L'Eglise, avec ses diverses institutions et organisations, désire jouer son rôle dans cette "Alliance contre la faim" à l'échelle mondiale. Elle entend le faire à travers son engagement en vue de promouvoir la solidarité et pour que celle-ci devienne un élément qui modèle et caractérise les relations personnelles et sociales. La solidarité peut ainsi devenir la base des relations et édifier une culture de la solidarité et de l'amour. L'Eglise désire de cette façon être fidèle à l'exemple et à l'enseignement de son Fondateur, convaincue que l'un des résultats possibles de cette "Alliance" est la réconciliation avec Dieu et entre les êtres humains, qui est un instrument privilégié pour surmonter les obstacles et les divisions. En renforçant une civilisation consciente de l'amour qui promeuve les valeurs authentiques et fondamentales, elle aide à empêcher l'égoïsme et le conflit susceptibles de combler le vide laissé par l'absence de telles valeurs.

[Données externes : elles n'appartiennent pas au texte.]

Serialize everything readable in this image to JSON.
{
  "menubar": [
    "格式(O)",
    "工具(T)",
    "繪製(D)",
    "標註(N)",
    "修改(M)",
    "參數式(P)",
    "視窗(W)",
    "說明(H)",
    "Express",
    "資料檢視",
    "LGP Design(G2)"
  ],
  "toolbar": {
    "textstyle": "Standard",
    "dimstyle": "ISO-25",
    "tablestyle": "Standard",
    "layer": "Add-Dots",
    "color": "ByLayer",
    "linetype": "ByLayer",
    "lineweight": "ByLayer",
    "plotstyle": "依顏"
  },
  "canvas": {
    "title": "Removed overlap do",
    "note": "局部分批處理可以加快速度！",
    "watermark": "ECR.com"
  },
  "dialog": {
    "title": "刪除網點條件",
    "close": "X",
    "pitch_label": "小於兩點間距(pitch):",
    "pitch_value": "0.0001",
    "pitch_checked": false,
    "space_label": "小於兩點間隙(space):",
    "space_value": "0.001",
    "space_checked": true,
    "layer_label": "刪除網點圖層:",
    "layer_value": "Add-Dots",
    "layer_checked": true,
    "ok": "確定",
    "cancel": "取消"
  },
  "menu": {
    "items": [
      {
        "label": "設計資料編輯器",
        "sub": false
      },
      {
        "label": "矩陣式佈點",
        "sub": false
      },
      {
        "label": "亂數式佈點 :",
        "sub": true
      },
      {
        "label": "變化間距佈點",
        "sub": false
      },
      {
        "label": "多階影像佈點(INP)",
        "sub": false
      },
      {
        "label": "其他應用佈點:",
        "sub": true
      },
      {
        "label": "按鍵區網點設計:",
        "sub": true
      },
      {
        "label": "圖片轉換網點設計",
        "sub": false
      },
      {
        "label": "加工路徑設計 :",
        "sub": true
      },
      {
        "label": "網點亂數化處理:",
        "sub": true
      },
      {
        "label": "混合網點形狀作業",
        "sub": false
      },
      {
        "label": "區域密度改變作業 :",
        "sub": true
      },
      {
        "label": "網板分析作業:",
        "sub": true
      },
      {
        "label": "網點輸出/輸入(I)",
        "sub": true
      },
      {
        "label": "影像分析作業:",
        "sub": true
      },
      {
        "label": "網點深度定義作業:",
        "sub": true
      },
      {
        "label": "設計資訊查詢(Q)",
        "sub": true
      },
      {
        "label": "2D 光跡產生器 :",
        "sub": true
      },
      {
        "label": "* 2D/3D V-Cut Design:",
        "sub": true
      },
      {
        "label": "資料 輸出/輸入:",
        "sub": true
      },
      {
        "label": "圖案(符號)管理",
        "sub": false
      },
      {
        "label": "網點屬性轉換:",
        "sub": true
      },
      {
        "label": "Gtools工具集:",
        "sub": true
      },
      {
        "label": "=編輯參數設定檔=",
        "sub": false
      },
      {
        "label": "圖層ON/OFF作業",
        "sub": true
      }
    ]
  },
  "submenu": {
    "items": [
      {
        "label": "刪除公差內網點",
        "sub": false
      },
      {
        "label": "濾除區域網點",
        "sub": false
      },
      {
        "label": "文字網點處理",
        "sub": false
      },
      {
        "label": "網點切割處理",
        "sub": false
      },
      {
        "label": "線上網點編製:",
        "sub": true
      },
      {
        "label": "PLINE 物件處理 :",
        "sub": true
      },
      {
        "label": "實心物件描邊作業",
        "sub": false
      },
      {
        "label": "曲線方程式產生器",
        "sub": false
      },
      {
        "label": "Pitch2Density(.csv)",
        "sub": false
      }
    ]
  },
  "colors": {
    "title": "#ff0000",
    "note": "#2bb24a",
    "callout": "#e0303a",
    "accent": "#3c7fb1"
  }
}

C'est pour cette raison que je demande aux communautés chrétiennes, aux croyants et à tous les hommes et les femmes de bonne volonté de vivre et de travailler toujours plus au service des pauvres et de ceux qui ont faim, afin qu'il existe une véritable réconciliation entre les personnes et les peuples. Participer activement à la lutte commune et concertée contre la pauvreté et la faim signifie participer à l'élaboration de programmes d'action bien planifiés et concrets au service de la justice et de la paix. Puissions-nous être soutenus dans cet effort par l'invitation que la Bible adresse à chaque membre de la famille humaine:  "Si tu te prives pour l'affamé et si tu rassasies l'opprimé, ta lumière se lèvera dans les ténèbres, et l'obscurité sera pour toi comme le milieu du jour [...] et tu seras comme un jardin arrosé, comme une source jaillissante dont les eaux ne tarissent pas" (Is 58, 10-11).

C'est dans cet espoir que j'invoque de tout coeur sur vous, Monsieur le Directeur général, sur tous les participants et sur le travail à venir de la FAO, la lumière et la force de Dieu tout-puissant.

Du Vatican, le 16 octobre 2003, Vingt-cinquième année de mon Pontificat.

IOANNES PAULUS II


*L'Osservatore Romano. Edition hebdomadaire en langue française n.45 p.8.